GaInAsSb Infrared Laser Diodes
Small Business Information
Solar Park, Newark, DE, 19716
Michael G. Mauk
AbstractThere is much need for lasers with emission wavelengths in the mid-infrared (2 to 5 microns) for applications that include molecular spectroscopy, environmental and atmospheric trace gas analysis, long haul fiber communications, laser surgery, and atmospheric free-space laser transmission. The Lebedev Physical Institute in Moscow has reported double heterostructure GaInAsSb/GaAlAsSb lasers emitting at 300 K in the wide wavelength range of 1.8 to 2.4 microns. These devices were fabricated by liquid-phase epitaxy on GaSb substrates. They represent some of the longest emission wavelengths ever reported for uncooled semiconductor injection lasers. To our knowledge, neither this approach, nor similar work, is being pursued in the United States. We aim to apply our expertise in the liquid-phase epitaxy of GaSb-based materials to producing low-cost, high performance GaInAsSb/GaAlAsSb injection lasers.
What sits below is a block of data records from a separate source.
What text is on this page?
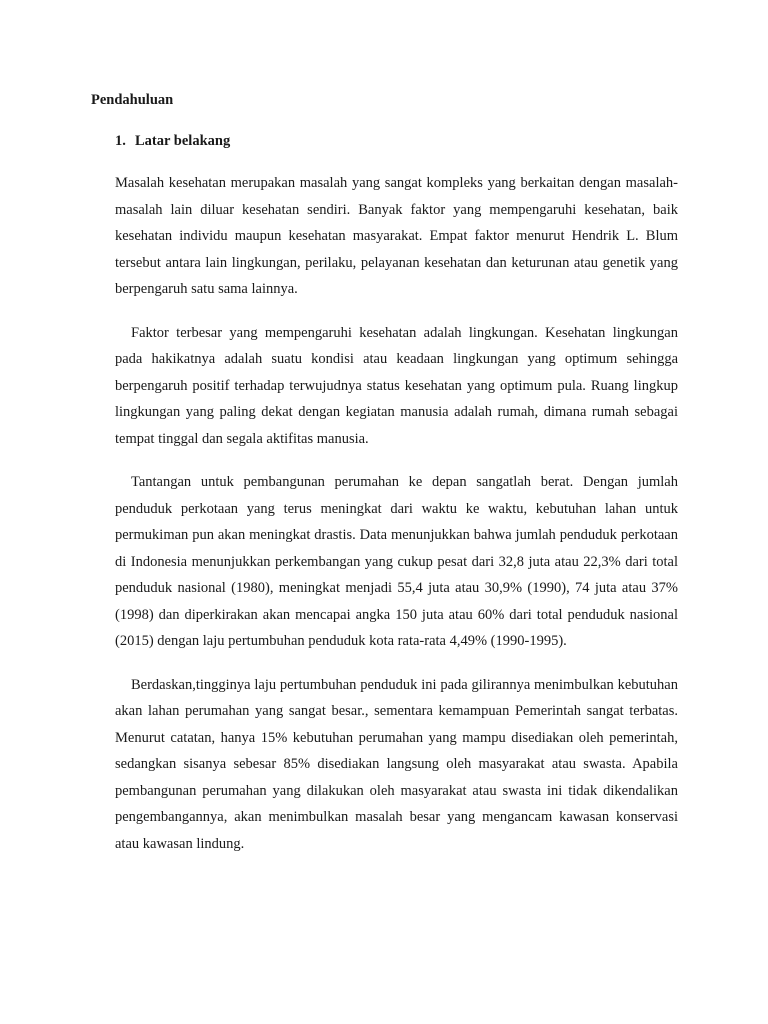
Pendahuluan
1. Latar belakang

Masalah kesehatan merupakan masalah yang sangat kompleks yang berkaitan dengan masalah-masalah lain diluar kesehatan sendiri. Banyak faktor yang mempengaruhi kesehatan, baik kesehatan individu maupun kesehatan masyarakat. Empat faktor menurut Hendrik L. Blum tersebut antara lain lingkungan, perilaku, pelayanan kesehatan dan keturunan atau genetik yang berpengaruh satu sama lainnya.

Faktor terbesar yang mempengaruhi kesehatan adalah lingkungan. Kesehatan lingkungan pada hakikatnya adalah suatu kondisi atau keadaan lingkungan yang optimum sehingga berpengaruh positif terhadap terwujudnya status kesehatan yang optimum pula. Ruang lingkup lingkungan yang paling dekat dengan kegiatan manusia adalah rumah, dimana rumah sebagai tempat tinggal dan segala aktifitas manusia.

Tantangan untuk pembangunan perumahan ke depan sangatlah berat. Dengan jumlah penduduk perkotaan yang terus meningkat dari waktu ke waktu, kebutuhan lahan untuk permukiman pun akan meningkat drastis. Data menunjukkan bahwa jumlah penduduk perkotaan di Indonesia menunjukkan perkembangan yang cukup pesat dari 32,8 juta atau 22,3% dari total penduduk nasional (1980), meningkat menjadi 55,4 juta atau 30,9% (1990), 74 juta atau 37% (1998) dan diperkirakan akan mencapai angka 150 juta atau 60% dari total penduduk nasional (2015) dengan laju pertumbuhan penduduk kota rata-rata 4,49% (1990-1995).

Berdaskan,tingginya laju pertumbuhan penduduk ini pada gilirannya menimbulkan kebutuhan akan lahan perumahan yang sangat besar., sementara kemampuan Pemerintah sangat terbatas. Menurut catatan, hanya 15% kebutuhan perumahan yang mampu disediakan oleh pemerintah, sedangkan sisanya sebesar 85% disediakan langsung oleh masyarakat atau swasta. Apabila pembangunan perumahan yang dilakukan oleh masyarakat atau swasta ini tidak dikendalikan pengembangannya, akan menimbulkan masalah besar yang mengancam kawasan konservasi atau kawasan lindung.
It is our objective to match and improve upon the work of the Russian group, in which case we would be the sole U.S. source for this type of mid-range wavelength semiconductor injection laser. Furthermore, we have developed proprietary epitaxy technologies, previously applied to AlGaAs optoelectronic devices, that should prove very advantageous for GaSb-based lasers, and in particular, for the realization of surface-emitting long-wavelength lasers. Production of low-cost, high-performance mid-infrared GaInAsSb lasers with applications to long-haul optical communications using fluoride fibers, trace gas analysis by molecular spectroscopy for environmental and atmospheric sensing, laser surgery, and atmospheric transmission of laser signals.